Professor makes noise with at-home speech therapy

 

A biomedical engineering professor at the University of Rhode Island has been an integral part of developing smartwatches for at-home speech therapy to continuously monitor patients.

Kunal Mankodiya, assistant professor in the electrical, computer and biomedical engineering department at URI, said he saw the success of the smartphone as potential for at-home care. He needed something that could track patients’ health care information constantly and would be in contact with the user’s skin.

Mankodiya and other members of his team looked at other daily-used objects like phones that they could use to track patients. He said they considered glasses and clothes, but found not everyone wears glasses, and clothes cannot have the necessary embedded electronics in them for consumers to use at home. Finally, he realized that if people can use smartphones then they could also use smartwatches.

“The decision is more towards matching the technology to your population,” Mankodiya said. “And that’s why we found the smartwatch, which is on your body. It is always in contact with the skin, [which is] very important for medical devices; [that] you are always in touch with the skin, and you could collect data which is very important medical data that physicians could make some diagnostic decisions from.”

Personalization is a key part of the smartwatch’s success in at-home therapy, according to Mankodiya. Each patient has the ability to set specific parameters on areas they wish to improve, such as the clarity or volume of their speech. Mankodiya said patients can also set reminders to do their exercises to motivate them and ultimately help improve their speech.

“Because if you do exercise better, your health will be better,” he said. “So same thing goes with speech exercises: if you do it regularly you should improve in your speech and the whole part is that personalization.”

The education system in India almost prevented Mankodiya from entering into the biomedical engineering field. Mankodiya said students in India entered into a central admission process based off of their test scores after high school, but students could only be placed in an area that still had open seats when it was their turn to choose.

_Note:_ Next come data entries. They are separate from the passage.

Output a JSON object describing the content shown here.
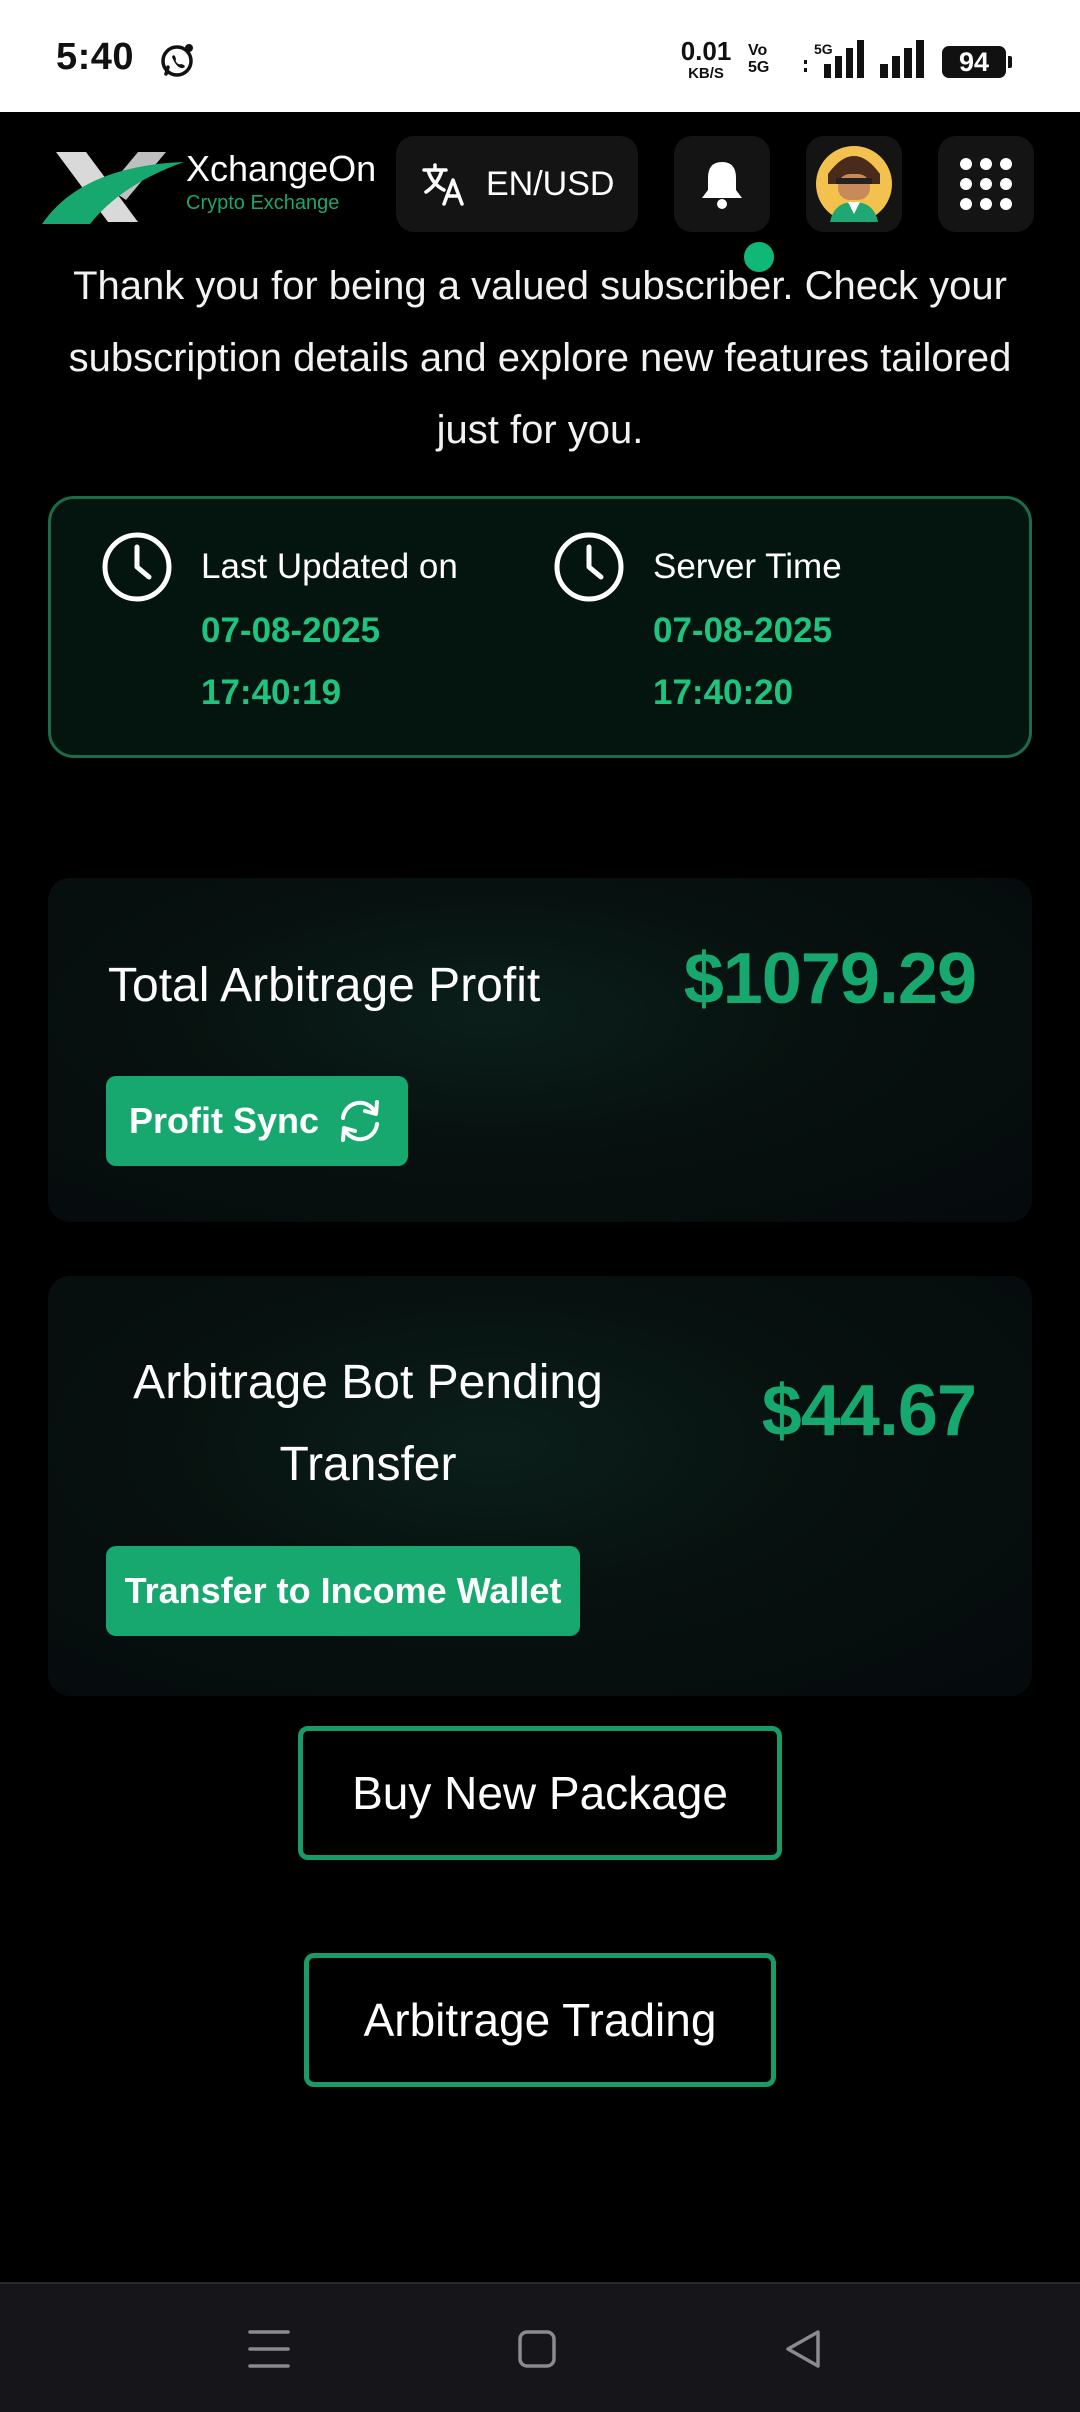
{
  "status_bar": {
    "time": "5:40",
    "net_speed": "0.01",
    "net_unit": "KB/S",
    "volte_top": "Vo",
    "volte_bottom": "5G",
    "network_type": "5G",
    "battery": "94"
  },
  "header": {
    "brand_name": "XchangeOn",
    "brand_subtitle": "Crypto Exchange",
    "language_label": "EN/USD",
    "colors": {
      "accent": "#17a870",
      "notification_dot": "#0fb876"
    }
  },
  "intro_text": "Thank you for being a valued subscriber. Check your subscription details and explore new features tailored just for you.",
  "time_card": {
    "last_updated": {
      "label": "Last Updated on",
      "date": "07-08-2025",
      "time": "17:40:19"
    },
    "server_time": {
      "label": "Server Time",
      "date": "07-08-2025",
      "time": "17:40:20"
    }
  },
  "profit_card": {
    "title": "Total Arbitrage Profit",
    "amount": "$1079.29",
    "button_label": "Profit Sync"
  },
  "pending_card": {
    "title": "Arbitrage Bot Pending Transfer",
    "amount": "$44.67",
    "button_label": "Transfer to Income Wallet"
  },
  "actions": {
    "buy_package": "Buy New Package",
    "arbitrage_trading": "Arbitrage Trading"
  },
  "nav": {
    "icons": [
      "menu-icon",
      "home-icon",
      "back-icon"
    ]
  }
}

The student in front of Mankodiya took the last open spot in biomedical engineering, causing Mankodiya to lose hope. Fortunately, another student dropped their admission to biomedical engineering and gave Mankodiya the spot.

After receiving his bachelor’s degree from Saurashtra University in India in 2003, Mankodiya moved to Germany. He said he and his group did “pioneering work in wearable device design” similar to the recently popular Fitbit and smartwatches, while he worked toward his doctorate at the University of Luebeck.

“I designed wearable patient-monitoring devices so that patients, when they are no longer in hospitals and they go back home, still would be able to monitor their medical data by using those wearable devices,” Mankodiya said. “So that was a concept and I designed prototypes, [during] that time in Germany, and it was well taken in the community. And by that time you already started seeing the wearable devices in the medical domain and especially in medical community. [But] it wasn’t there for the consumer side.”

URI’s department of electrical, computer and biomedical engineering attracted Mankodiya to the university in his search for a faculty job because it was the only one in the country he found with this exact name. In his time at the university, Mankodiya has brought the wearable technology into the classroom, such as in ELE 491/591 Wearable Internet of Things course.

“This course is designed for groups of students to dream, prototype and develop different types of wearable tech,” Cody Goldberg, a senior in the biomedical engineering program at URI, said. “The way this course is taught is very typical engineering style.  The professor gives you everything you need, and you set out and do it.  No real hand holding unless you really, really need it.”

Goldberg is one of two students who worked directly with Mankodiya and Dr. Leslie Mahler, communicative disorders professor at URI, on the smartwatches for speech therapy. He said he “designed and developed the Android platform” for the field research.

“It is much nicer having a professor who actually has gotten his feet wet than one who hasn’t stepped foot in the pool,” Goldberg said. “You can tell by the way they teach. I’ve had professors who are all talk but no show when it comes to the information they present.  Having real world items to back it up, [as] in Kunal’s case, is extremely helpful and useful for him and the students learning under him.  There is much more access and reliability in networking this way.”